Thing is he has a history of depression, has suffered before but thinks this isn't the same as he feels differently.

He has been a fabulous husband and is the kindest and funniest man I have ever met. He is a fabulous dad, brother and friend. At the moment he is not great at any of them. I link it all to work, but he disagrees - despite the fact he is doing the job of three people at the moment.

Deep down I know it is the depression talking - and if he does leave then it is that not because he wants to when rational - otherwise he wouldn't get so upset about the very thought of it.
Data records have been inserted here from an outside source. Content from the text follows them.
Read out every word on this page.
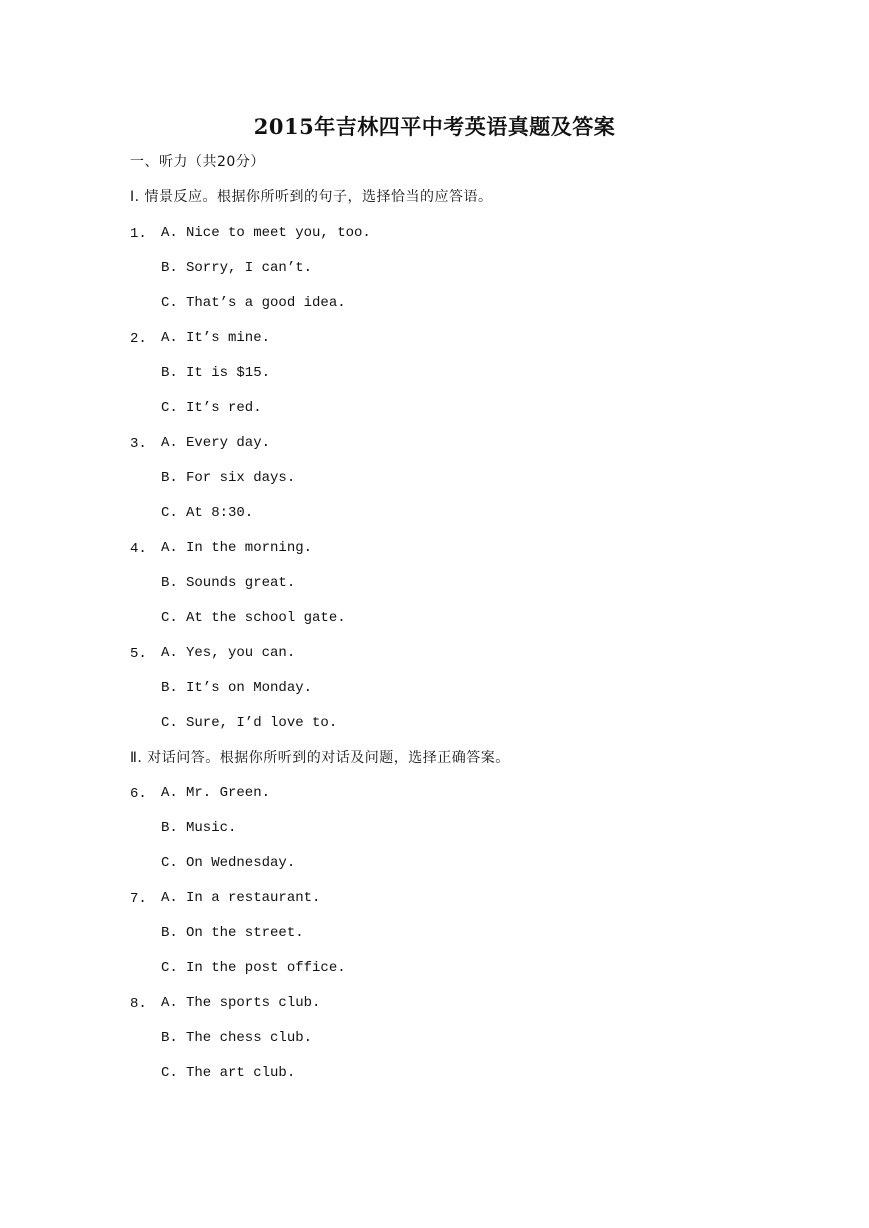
2015年吉林四平中考英语真题及答案
一、听力（共20分）
Ⅰ. 情景反应。根据你所听到的句子，选择恰当的应答语。
1.	A. Nice to meet you, too.
B. Sorry, I can’t.
C. That’s a good idea.
2.	A. It’s mine.
B. It is $15.
C. It’s red.
3.	A. Every day.
B. For six days.
C. At 8:30.
4.	A. In the morning.
B. Sounds great.
C. At the school gate.
5.	A. Yes, you can.
B. It’s on Monday.
C. Sure, I’d love to.
Ⅱ. 对话问答。根据你所听到的对话及问题，选择正确答案。
6.	A. Mr. Green.
B. Music.
C. On Wednesday.
7.	A. In a restaurant.
B. On the street.
C. In the post office.
8.	A. The sports club.
B. The chess club.
C. The art club.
It doesn't stop it hurting or being difficult - I also know it may end as he may continue to refuse help. But I will get by, my priority is my boy.

OP posts:
MatryoshkaDoll · 16/12/2013 21:09

This reply has been deleted

Message withdrawn at poster's request.

Brokenpurpleheart · 16/12/2013 21:22

He does, but how do I make him if he does not accept it? Hence the kid gloves and nicely nicely approach. I have broached the subject and he has tentatively agreed to counselling together if he still feels the same in "a few weeks". It is a step in the right direction. Day to day is OK . He is sleeping lots

OP posts:
CogitoErgoSometimes · 16/12/2013 21:27

Why on earth should the OP suffer 'virtual black eyes'? Why must she sacrifice her life on the altar of someone else's depression If the man is sick he needs treatment, not an Aunt Sally to 'virtually punch'. That's just making two people miserable instead of one.

CogitoErgoSometimes · 16/12/2013 21:29

How do you make him if he doesn't accept it? ... By taking compromise, kid gloves and nicely nicely totally off the table. If you keep doing the same thing you can't expect a different outcome.